Opinion polls confirm that Democratic voters don't like Donald Trump any more than Republicans liked his predecessor Barack Obama, but anti-Trump popular activism ("the Resistance") has received a small fraction of the press coverage that the Tea Party movement attracted in 2009 and 2010. There are several reasons for this imbalance: the absence of a liberal counterpart to the powerful conservative media universe; the relative lack of bitter internal conflict within the Democratic Party as compared to the Republicans' persistent battles over ideological purity during the Obama years; and a Trump presidency that has itself produced an overwhelming barrage of daily headlines, making it difficult for any other story to gain sustained notice.

During the rare breaks in the Trump-generated action, media attention has occasionally focused on what has appeared to be a surge in political participation by women, from the well-attended Women's March of January 2017 to reports of an increase in female campaign donors to studies indicating a rise in women-led political organizing efforts. With Tuesday's primaries in Arkansas, Georgia, and Kentucky (plus a primary runoff in Texas) bringing the number of states that have already selected 2018 party nominees to 13, collectively holding 34 percent of the total number of House seats nationwide, it's a good time to examine whether the number of female congressional candidates is in fact historically exceptional, and whether—as one recent story suggested—such a trend is apparent in both parties, not just among the Trump-allergic Democrats.

Calculating the share of women among House nominees, and non-incumbent nominees, within each party in the states that have held primaries so far, and comparing these figures to previous years, yields the chart below. As Susan B. Anthony might say, wowee zowee:



So far in 2018, 43 percent of the Democratic nominees for the U.S. House are women, producing what would be the highest share of female congressional nominees in history for a major party by far if sustained through the remaining two-thirds of the primary calendar (the current record is 29 percent, set by the Democrats in 2016). In the districts with no Democratic incumbent seeking re-election, women actually outnumber men at this point in the nomination season by a margin of 51 seats to 50.

These numbers will shift somewhat in one direction or the other as more states hold their primaries. But it's apparent enough by now that we are witnessing a dramatic and historic change in the gender distribution among Democratic congressional nominees, caused by a rise in the supply of, and demand for, female candidates within the party in the wake of Trump's election (and Hillary Clinton's defeat). It's equally clear that this development is not occurring in parallel on the Republican side. In fact, the GOP is drifting the other way—so far, only 7 percent of the party's House nominees this year are women (compared to 12 percent in 2016), the lowest share for the party since the election of 1988. The proportion of female Republican nominees isn't much bigger when incumbents are excluded (9 percent).

From time to time, I'm asked whom I think the Democrats will nominate for president in 2020. With no obvious heir apparent in the party and a large field of probable candidates, I find it impossible to guess which individual contender is most likely to emerge from the nomination process two years from now.
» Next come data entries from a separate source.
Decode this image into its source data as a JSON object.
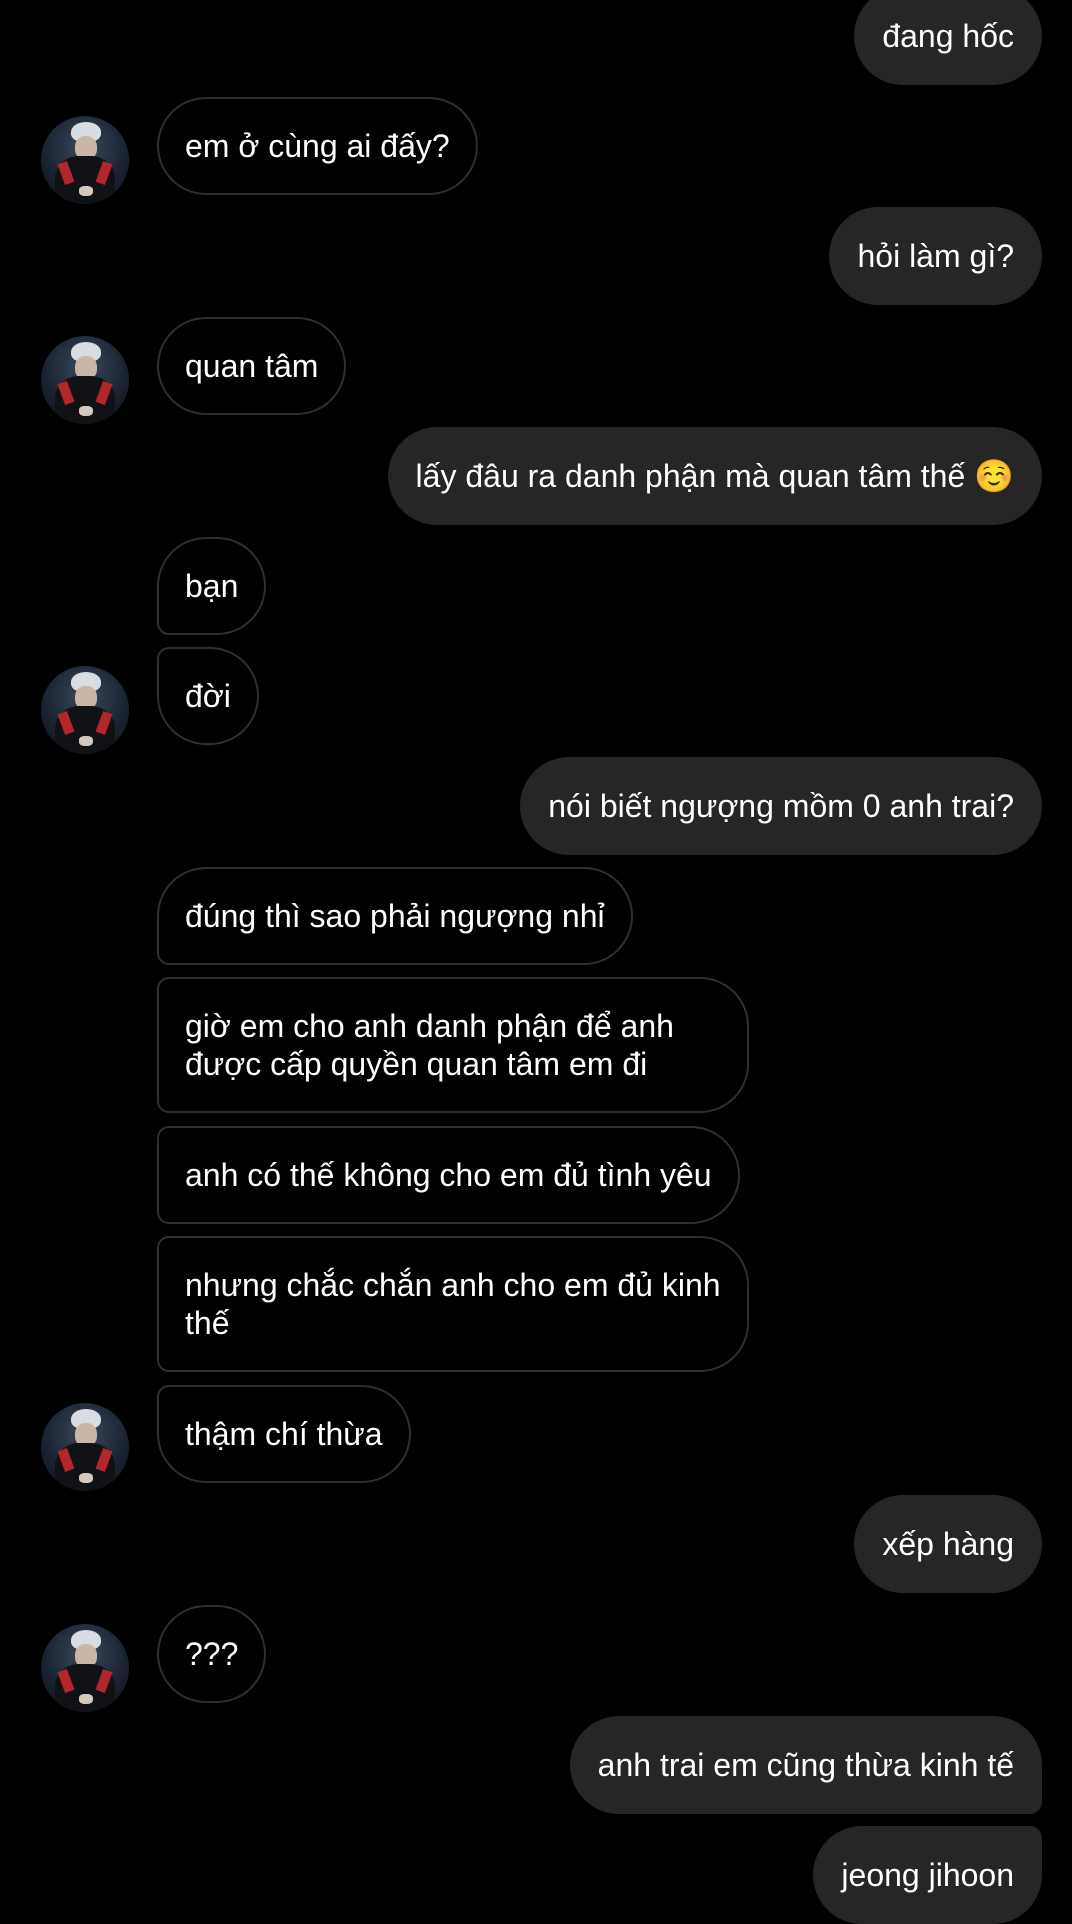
{
  "conversation": {
    "theme": {
      "background": "#000000",
      "outgoing_bubble": "#262626",
      "incoming_border": "#2f2f2f",
      "text": "#ffffff"
    },
    "contact_avatar_icon": "contact-avatar-photo",
    "messages": [
      {
        "direction": "out",
        "text": "đang hốc"
      },
      {
        "direction": "in",
        "text": "em ở cùng ai đấy?"
      },
      {
        "direction": "out",
        "text": "hỏi làm gì?"
      },
      {
        "direction": "in",
        "text": "quan tâm"
      },
      {
        "direction": "out",
        "text": "lấy đâu ra danh phận mà quan tâm thế ☺️"
      },
      {
        "direction": "in",
        "text": "bạn"
      },
      {
        "direction": "in",
        "text": "đời"
      },
      {
        "direction": "out",
        "text": "nói biết ngượng mồm 0 anh trai?"
      },
      {
        "direction": "in",
        "text": "đúng thì sao phải ngượng nhỉ"
      },
      {
        "direction": "in",
        "text": "giờ em cho anh danh phận để anh được cấp quyền quan tâm em đi"
      },
      {
        "direction": "in",
        "text": "anh có thế không cho em đủ tình yêu"
      },
      {
        "direction": "in",
        "text": "nhưng chắc chắn anh cho em đủ kinh thế"
      },
      {
        "direction": "in",
        "text": "thậm chí thừa"
      },
      {
        "direction": "out",
        "text": "xếp hàng"
      },
      {
        "direction": "in",
        "text": "???"
      },
      {
        "direction": "out",
        "text": "anh trai em cũng thừa kinh tế"
      },
      {
        "direction": "out",
        "text": "jeong jihoon"
      }
    ]
  }
}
Moreover, the surprises of 2016 have left some of us supposed political experts with an enduring dose of humility that leads us to be wary of forecasting electoral outcomes.

But there is one prediction that I have been making with a great deal of confidence: I think there will be very strong sentiments among many Democratic activists and primary voters to nominate another woman for president in 2020. This doesn't mean a woman will win for sure; the nomination system is complex and multifaceted, and multiple female candidates could easily split popular support among themselves in the pivotal early states to the strategic benefit of a male opponent. But it seems certain that Trump's ascendance will cause gender to be even more salient among active Democrats next time than it was in 2008 and 2016, when the first viable potential female nominee sought the presidency. The primary results of 2018 thus represent both a critical contemporary development and a likely foreshadowing of our political future.